The study, published in the Rheumatology journal, found no link between sodium intake alone and development of the condition. Previous studies in animal models and human cells suggested that sodium could play a role in the development of autoimmune diseases, such as arthritis.
However, when taking into account a person's smoking habit – a well-established risk factor for rheumatoid arthritis – sodium was found to more than double the risk of developing the disease. It suggests sodium interacts with smoking to raise this risk.
The study analysed health and dietary data from 386 individuals in Sweden, taken from a national health screening database.
May explain discrepancies
The results suggest that just over half (54%) of the increased risk of developing rheumatoid arthritis from smoking could be attributed to an interaction with sodium.
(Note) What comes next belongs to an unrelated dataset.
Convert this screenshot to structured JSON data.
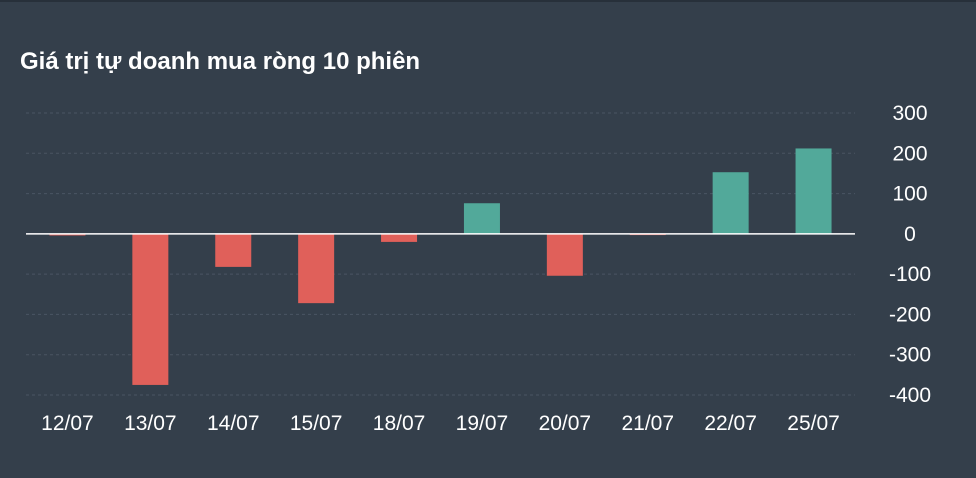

Researchers said this interaction ‘may explain discrepancies in previous studies of diet as a risk factor for rheumatoid arthritis’.
Lead author Dr Björn Sundström, from Umeå University in Sweden, said the results would help ‘provide new insights’ into the development of the disease in smokers.
He said: ‘These results could have implications for analyses of diet in other conditions in which inflammation is of importance.’
The effect of sodium on arthritis could help explain why salty foods such as red meat and fish are associated with a higher risk of developing rheumatoid arthritis than foods containing less sodium, such as fruit and vegetables.